On Sept. 30, new national economic figures were trumpeted in a front page
story in the New York Times, reprinted in a page one P-I story with the
cheerful headline "Good economy `seeping down'; minorities share income
gain." It sounds like great news...until you read the story. Instead, it's
a nearly perfect example of propaganda, U.S. style. In one story, we get
the misleading headline and lead, the details that put the lie to the
headline, and the reason why the story is
misleading. It's a self-contained media literacy class.
Here's the lead paragraph:
Brightening economic fortunes are increasingly extending to racial and
ethnic minorities and reaching farther down the economic ladder as the
nation's recovery moves briskly through its sixth year...
Cool. (Though the wording does imply that those "brightening fortunes" are
still concentrated among whites.) We go on to learn, in the second
paragraph, that "in the last three years, economic prospects for nearly all
households have risen, and that the gains among minorities have in some
cases reached unprecedented levels"--though if not all non-whites are
sharing yet, does this mean they don't live in households?.
In para. 3 and Clinton takes credit for the good news. We then read that
for the second year in a row there was a "small increase in median
household income"; and, in the following paragraph, that "the median income
for full-time working women was 74 percent of that for men last year, the
smallest earnings gap ever recorded between the sexes." Wow!

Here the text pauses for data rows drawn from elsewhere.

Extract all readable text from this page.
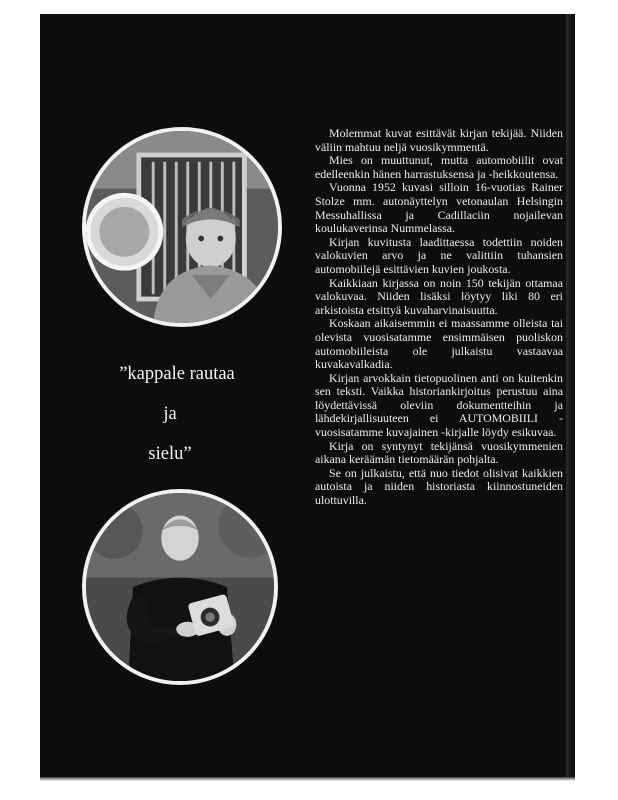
”kappale rautaa
ja
sielu”

Molemmat kuvat esittävät kirjan tekijää. Niiden väliin mahtuu neljä vuosikymmentä.

Mies on muuttunut, mutta automobiilit ovat edelleenkin hänen harrastuksensa ja -heikkoutensa.

Vuonna 1952 kuvasi silloin 16-vuotias Rainer Stolze mm. autonäyttelyn vetonaulan Helsingin Messuhallissa ja Cadillaciin nojailevan koulukaverinsa Nummelassa.

Kirjan kuvitusta laadittaessa todettiin noiden valokuvien arvo ja ne valittiin tuhansien automobiilejä esittävien kuvien joukosta.

Kaikkiaan kirjassa on noin 150 tekijän ottamaa valokuvaa. Niiden lisäksi löytyy liki 80 eri arkistoista etsittyä kuvaharvinaisuutta.

Koskaan aikaisemmin ei maassamme olleista tai olevista vuosisatamme ensimmäisen puoliskon automobiileista ole julkaistu vastaavaa kuvakavalkadia.

Kirjan arvokkain tietopuolinen anti on kuitenkin sen teksti. Vaikka historiankirjoitus perustuu aina löydettävissä oleviin dokumentteihin ja lähdekirjallisuuteen ei AUTOMOBIILI -vuosisatamme kuvajainen -kirjalle löydy esikuvaa.

Kirja on syntynyt tekijänsä vuosikymmenien aikana keräämän tietomäärän pohjalta.

Se on julkaistu, että nuo tiedot olisivat kaikkien autoista ja niiden historiasta kiinnostuneiden ulottuvilla.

Oh, but those details. Space doesn't allow full analysis of why the above
quotes are bogus; fortunately, much of the information needed to figure it
out is in the same article. For example, we learn farther on in the
article--after many have stopped reading--that this was only the second
median income gain since 1989, the figure having been stagnant or dropping
in all other years (so we're still far behind where we were a few years
ago); that gains were confined almost entirely to one region, the South;
that gains for the richest 20 percent, by percentage, outpaced all other
groups, and levels for the lowest 20 percent dropped 1.8 percent (in other
words, the rich continue to get richer, and the poor poorer--a phenomenon
hidden by median income, which is the level at which 50% have higher and
50% have lower incomes, without specifying how much higher or lower); that
minority gains in these studies were among people working full time (a
declining share of the work force), and so on. For every piece of good
news, there are three invalidating disclaimers.
Most remarkably, that narrowing gender gap, we learn, isn't because women
are making more--it's because men are making less. (Umm...if men's
wages are declining, and women's aren't rising, what other genders are out
there basking in economic prosperity?) The catch is that only about a
quarter of all women work the full time, permanent jobs measured here.
That, in turn, suggests that the slight increase in middle class household
incomes comes from people without such jobs. They're adding second (and
third and fourth) jobs--without benefits, health care, or a future--to make
ends meet, as personal debt levels continue to grow. Some prosperity.
The upshot isn't, as Bill Clinton claims, that his trickle-down economics
is helping more of us. It's quite the opposite: the class chasm deepens,
the middle runs harder to stay in place. Statements like the one about
economic prospects improving for "nearly all households" are flatly
contradicted.
Why, then, the misleading headline and summary? Well, we learn in the 16th
paragraph (of 19) that "...White House officials worked [unusually] hard to
ensure that reporters played up the upbeat facts in the studies..."
The proof is in the first 15 paragraphs. Is our country's Pravdaesque,
self-styled "newspaper of record" so secure in its ability to fool people
at the White House's request that they can flat out tell us they're doing
it, and most people still won't notice or care? Like income levels,
the gap between reality and the official news gets ever wider.